Requiring commitment in youth sports is a terrible ideaAthletes invested in their youth sport programs attend more practices and perform better than those forced to participate through idealistic participation rules
Is it appropriate for coaches and clubs to require young athletes to attend practices or participate in competition? I often see this question or something like it in sport forums that I belong to on social media. And while I don't think this is a big concern within the youth sport industry, it should prompt coaches and clubs to examine their own team rules. Participation requirements are meant to improve training and support future performance, but their practicality depends on additional considerations, most importantly the athlete's level of interest in the sport.
Youngsters come to youth sport programs with a range of skills and experience; they also approach their participation with varying levels of interest, other time commitments, and dependence on family logistics for getting to and from sport activities. Requiring young athletes to commit themselves to a certain number of practices per week or other interpretations of full participation is impractical.

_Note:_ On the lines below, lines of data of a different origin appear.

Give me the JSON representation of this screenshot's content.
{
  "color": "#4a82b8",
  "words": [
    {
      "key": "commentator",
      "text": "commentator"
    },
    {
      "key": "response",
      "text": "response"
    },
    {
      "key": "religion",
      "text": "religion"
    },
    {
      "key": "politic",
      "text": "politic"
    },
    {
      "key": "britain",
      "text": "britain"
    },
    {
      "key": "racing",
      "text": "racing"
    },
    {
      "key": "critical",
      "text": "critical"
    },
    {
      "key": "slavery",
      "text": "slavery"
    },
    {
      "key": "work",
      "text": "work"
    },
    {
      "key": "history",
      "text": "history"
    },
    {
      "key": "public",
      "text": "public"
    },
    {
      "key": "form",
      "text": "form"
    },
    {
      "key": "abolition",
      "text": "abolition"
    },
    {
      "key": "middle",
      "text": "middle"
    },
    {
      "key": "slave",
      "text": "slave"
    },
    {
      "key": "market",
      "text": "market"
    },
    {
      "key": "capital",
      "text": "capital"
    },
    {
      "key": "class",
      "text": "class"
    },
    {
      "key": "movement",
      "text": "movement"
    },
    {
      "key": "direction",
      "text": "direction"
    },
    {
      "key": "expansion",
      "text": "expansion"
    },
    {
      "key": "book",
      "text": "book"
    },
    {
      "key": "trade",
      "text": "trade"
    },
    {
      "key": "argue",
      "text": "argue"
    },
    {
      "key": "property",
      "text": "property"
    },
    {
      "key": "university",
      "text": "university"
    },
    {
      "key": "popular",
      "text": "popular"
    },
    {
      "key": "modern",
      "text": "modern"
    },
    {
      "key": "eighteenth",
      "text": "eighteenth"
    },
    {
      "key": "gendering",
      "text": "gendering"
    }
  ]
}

The idea of commitment in youth sport has been around for a long time. Some coaches want athletes to make their sport, and only their sport, an exclusive pursuit. There's no time to join other sports, play in the band, or to take the night off to do homework. Doing these things may cause friction with the coaches or other team members.
When coaches establish strict participation rules they are attempting to create good training and performance opportunities for athletes. There is nothing wrong with this, it's what coaches should be doing. It goes wrong though when participation in such opportunities is demanded rather than offered.
As usual, context matters
Club, high school, and collegiate settings all have different expectations for participation. Performance levels aside, the most obvious difference between these contexts is economic in terms of who pays for what. In club sports the athletes pay to participate, in high school most sport programs are free, and in college many athletes receive compensation through scholarship assistance and some through NIL opportunities.
Different settings affect participation rules. Colleges often assist athletes through scholarships or other types of compensation. In return, a collegiate athlete has an obligation to commit to team participation rules. Youth sport athletes pay clubs to participate, thus the level of participation is more appropriately set by the athlete or the family than it is by the club. This does not mean that coaches cannot make practice rules at all, just that any rules that are made have to make sense in light of the prevailing economic model.
The undertone of professionalization that exists in youth sport encourages many programs to take on the same practices and attitudes found in high schools and colleges even though performance and motivation between these contexts are demonstrably different. Things like practice frequency, travel and competition, sport medicine therapists, strength and conditioning sessions, all contribute to a professional training environment that some youth coaches think they have to create. Thus, it's not unusual to see the same kind of participation rules in youth programs as those at the collegiate level.
In youth sports these rules are inappropriate and can easily spark conflict between program providers and their clients.
Are participation rules effective? They can be if athletes are able to base their training options on their desired level of participation, and the requirements are seen as choices. But to offer enough practice options clubs have to have a large number of athletes, coaches, and training sessions. These clubs are rare.
Making rules you can't (or won't) enforce
The most common reason for these participation rules is frustration. They are a common though often ineffective reaction to what coaches see as poor training attitudes or lackluster performance. By making a fuss about whatever the rule addresses, coaches believe the problem is solved. It's not. I speak as a former swimming coach who occasionally thought that raising participation requirements on my club team would magically raise practice attendance and thus improve performance. This, of course, didn't work.
Thankfully it was early in my coaching career when I found out that making rules like this only raised the level of drama within the club. And given the economics of youth sports it would have been fiscal suicide to punish athletes for not participating as much as I would have liked. Rather than raising participation levels families would simply find another club or sport.
Attendance rules that are idealistic -- those that the coach thinks creates the perfect training situation -- are also unrealistic. Coaches who are unable to read the room, so to speak, will soon find themselves at odds with their athletes and their parents, and sometimes their club administration.
Investment, not commitment
As a general proposition, demanding commitment in youth sport programs is not a good idea because it requires youngsters to participate more than their interest in the activity would naturally support.
Coaches and clubs should be aiming for investment. When athletes become invested in the sport then participation and performance both increase, the team culture improves, and they become students of the sport. But investment takes time and requires the coaches and club administration to find a way to create an environment that athletes want to be in, not where they're forced to participate.
Commitment is a result of investment. It cannot be forced. Creating rules is easy but is mostly ineffective. Encouraging investment is hard but the long term benefits are what coaches and clubs are really looking for.